Monday just got a shit ton better. It seems the good folk at the World Snowboard Tour have been up to more than just their rebrand this summer. It’s just been announced that the X Games in both Aspen and Tignes, will now be WST accredited events. For many riders (and large swathes of the snowboarding public) the X Games are the most prestigious events of the snowboarding calendar. With their large prize purses, they’ve always attracted the top talents – Shaun White for example competed in both the European and US Games last year. And the fact that there are TV companies behind both events (ESPN in the US and Canal Plus in Europe) means that the X Games are watched by a far larger and more mainstream audience than most snowboard comps.
By bringing these two massive contests under the WST umbrella, the tour organisers have taken a huge step towards simplifying competitive snowboarding, and making it more understandable to the wider public. X Games rankings will now count towards WST points (both comps will be heavy-hitting 6 star events) and vice versa (the X Games invite list will now be decided by WST positions) uniting the two most universally recognised and respected ranking systems in the sport. For competitive snowboarding, this is big news.
While the recognising of the WST by the X Games is key, the change in their invite list policy is also pretty damned important. The X Games will now use the WST ranking system as the basis for the invites by selecting the top 10 Male athletes and top 5 female athletes in their chosen discipline. It sometimes seemed before that the X Games chose their start lists for the events on a kind of ‘who has the most Facebook likes’ basis, but now it’s far more down to who is the best at what they do. While we’re sure the X Games organisers will be keeping a fair few places open for their own chosen wild card invitees the new system could mean that Shaun White has to pull his finger out a bit more and ride in some more WST competitions to guarantee his place. Which has got to be a good thing right?
To complicate things slightly, whilst the Aspen X Games will count on the WST 12/13 calendar, the decision was made that the X Games in Tignes will actually count to the 13/14 WST calendar. Basically what that means is that riders have an opportunity to rack up some serious points at the end of this season that will make the early days of the 2014 season a hell of a lot easier. If you were to take the top spot at the Euro X and in competitions late in the season this year like the Spring Battle and the Whistler Shred show which are both 5 star WST events, you could, could in theory take the southern hemisphere season off and still come into the 13/14 calendar as favourite. We reiterate could.

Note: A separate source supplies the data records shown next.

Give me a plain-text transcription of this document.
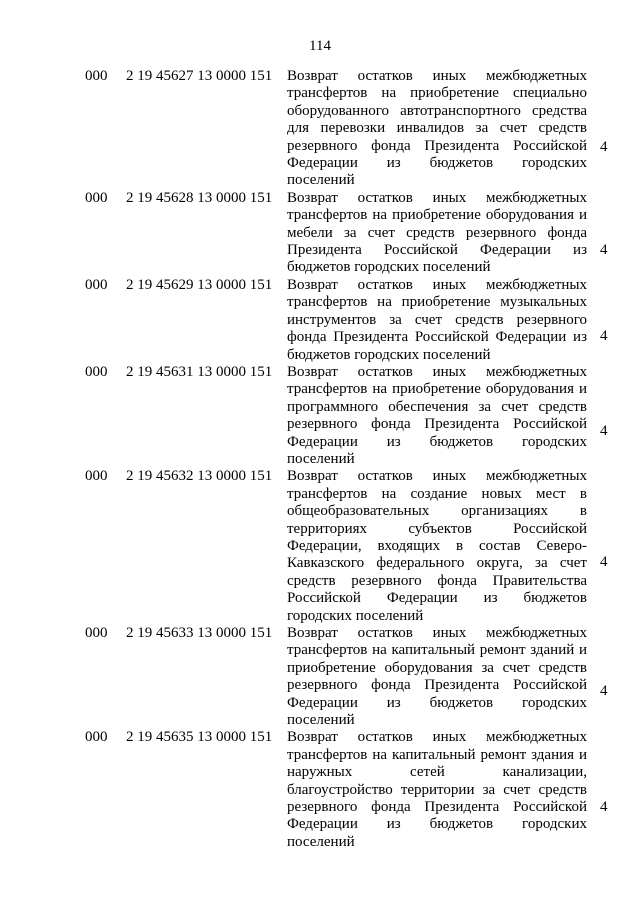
114
000 2 19 45627 13 0000 151 Возврат остатков иных межбюджетных
трансфертов на приобретение специально
оборудованного автотранспортного средства
для перевозки инвалидов за счет средств
резервного фонда Президента Российской
Федерации из бюджетов городских
поселений
4
000 2 19 45628 13 0000 151 Возврат остатков иных межбюджетных
трансфертов на приобретение оборудования и
мебели за счет средств резервного фонда
Президента Российской Федерации из
бюджетов городских поселений
4
000 2 19 45629 13 0000 151 Возврат остатков иных межбюджетных
трансфертов на приобретение музыкальных
инструментов за счет средств резервного
фонда Президента Российской Федерации из
бюджетов городских поселений
4
000 2 19 45631 13 0000 151 Возврат остатков иных межбюджетных
трансфертов на приобретение оборудования и
программного обеспечения за счет средств
резервного фонда Президента Российской
Федерации из бюджетов городских
поселений
4
000 2 19 45632 13 0000 151 Возврат остатков иных межбюджетных
трансфертов на создание новых мест в
общеобразовательных организациях в
территориях субъектов Российской
Федерации, входящих в состав Северо-
Кавказского федерального округа, за счет
средств резервного фонда Правительства
Российской Федерации из бюджетов
городских поселений
4
000 2 19 45633 13 0000 151 Возврат остатков иных межбюджетных
трансфертов на капитальный ремонт зданий и
приобретение оборудования за счет средств
резервного фонда Президента Российской
Федерации из бюджетов городских
поселений
4
000 2 19 45635 13 0000 151 Возврат остатков иных межбюджетных
трансфертов на капитальный ремонт здания и
наружных сетей канализации,
благоустройство территории за счет средств
резервного фонда Президента Российской
Федерации из бюджетов городских
поселений
4
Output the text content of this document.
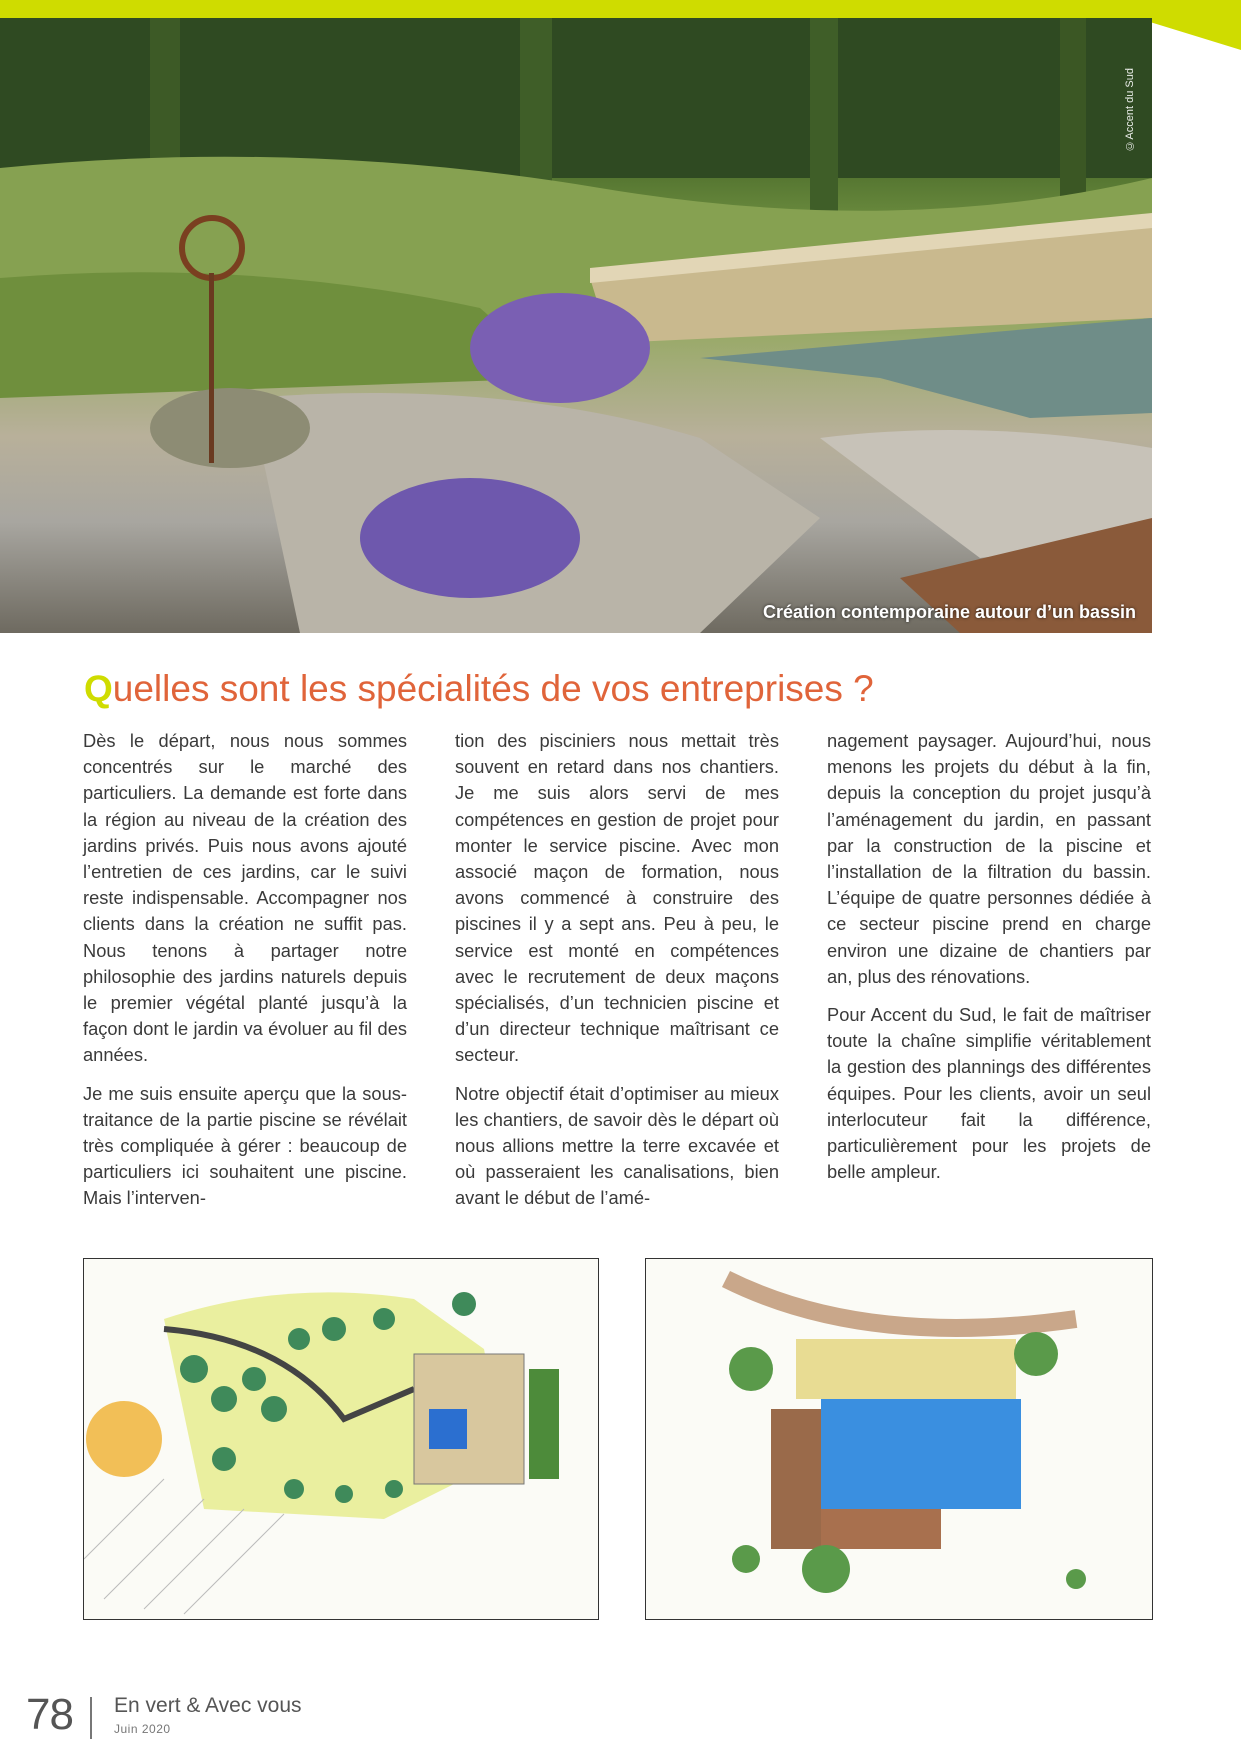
©Accent du Sud
Création contemporaine autour d’un bassin
Quelles sont les spécialités de vos entreprises ?

Dès le départ, nous nous sommes concentrés sur le marché des particuliers. La demande est forte dans la région au niveau de la création des jardins privés. Puis nous avons ajouté l’entretien de ces jardins, car le suivi reste indispensable. Accompagner nos clients dans la création ne suffit pas. Nous tenons à partager notre philosophie des jardins naturels depuis le premier végétal planté jusqu’à la façon dont le jardin va évoluer au fil des années.

Je me suis ensuite aperçu que la sous-traitance de la partie piscine se révélait très compliquée à gérer : beaucoup de particuliers ici souhaitent une piscine. Mais l’interven-

tion des pisciniers nous mettait très souvent en retard dans nos chantiers. Je me suis alors servi de mes compétences en gestion de projet pour monter le service piscine. Avec mon associé maçon de formation, nous avons commencé à construire des piscines il y a sept ans. Peu à peu, le service est monté en compétences avec le recrutement de deux maçons spécialisés, d’un technicien piscine et d’un directeur technique maîtrisant ce secteur.

Notre objectif était d’optimiser au mieux les chantiers, de savoir dès le départ où nous allions mettre la terre excavée et où passeraient les canalisations, bien avant le début de l’amé-

nagement paysager. Aujourd’hui, nous menons les projets du début à la fin, depuis la conception du projet jusqu’à l’aménagement du jardin, en passant par la construction de la piscine et l’installation de la filtration du bassin. L’équipe de quatre personnes dédiée à ce secteur piscine prend en charge environ une dizaine de chantiers par an, plus des rénovations.

Pour Accent du Sud, le fait de maîtriser toute la chaîne simplifie véritablement la gestion des plannings des différentes équipes. Pour les clients, avoir un seul interlocuteur fait la différence, particulièrement pour les projets de belle ampleur.

78 En vert & Avec vous
Juin 2020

Another huge bit of news is that the USSA Snowboarding Grand Prix series will also be joining the WST as 5 star events. These comps are big in the US – in 2010, they doubled up as the US Olympic team trials, with the results deciding which pipe riders got to compete in Vancouver. What’s really surprising is that it the USSA events will continue to be FIS accredited too. Could this signify an end to the organisational rivalry which saw the FIS refuse to collaborate with the WST (or TTR as it was then) on the Olympic qualification process? It’s only two events this year, but could this eventually lead to a reduction in the number of calendar clashes that occur with two different tours going on simultaneously? We shall see.

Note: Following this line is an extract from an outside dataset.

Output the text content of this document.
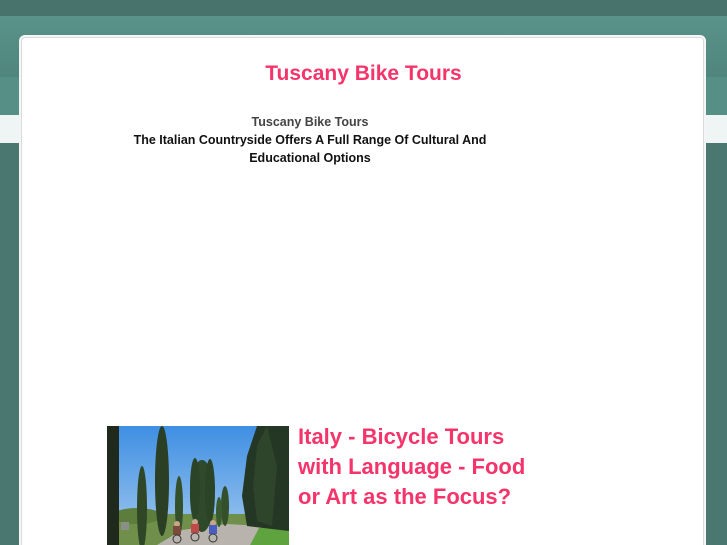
Tuscany Bike Tours
Tuscany Bike Tours
The Italian Countryside Offers A Full Range Of Cultural And Educational Options
Italy - Bicycle Tours with Language - Food or Art as the Focus?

The addition of the USSA events is also significant because it had previously seemed to many people (especially in the US) that the WST was more of a European tour. With the addition of these 5 star events alongside the 6 star Aspen X Games, it becomes more obviously a geographically balanced, global tour. As well as this, the move addresses what has always been the biggest criticism of the contest circuit in the past – that it lacked coherence. Like boxing, snowboarding has crowned multiple world champions every year, with the X Games, Dew Tour, Burton Global Open Series and the TTR each coming up with their own winners. There’s been very little agreement about who is actually the best in the world. Terje Haakonsen put it well in David Benedek’s book ‘Current State of Snowboarding’ when he said: “You have this crazy situation where the FIS holds their ‘World Championships’ in Korea while actually the world’s best riders are at the Burton European Open. The mainstream needs clarity. [For mainstream journalists] it’s like ‘should we write about the ‘worlds’ or should we write about the best riders…fuck, we are not even going to write about it because it’s a circus’. Where’s the credibility” In one fell swoop, today’s announcement has added a massive amount of credibility to the competitive side of our sport. And for us, that can only be a good thing.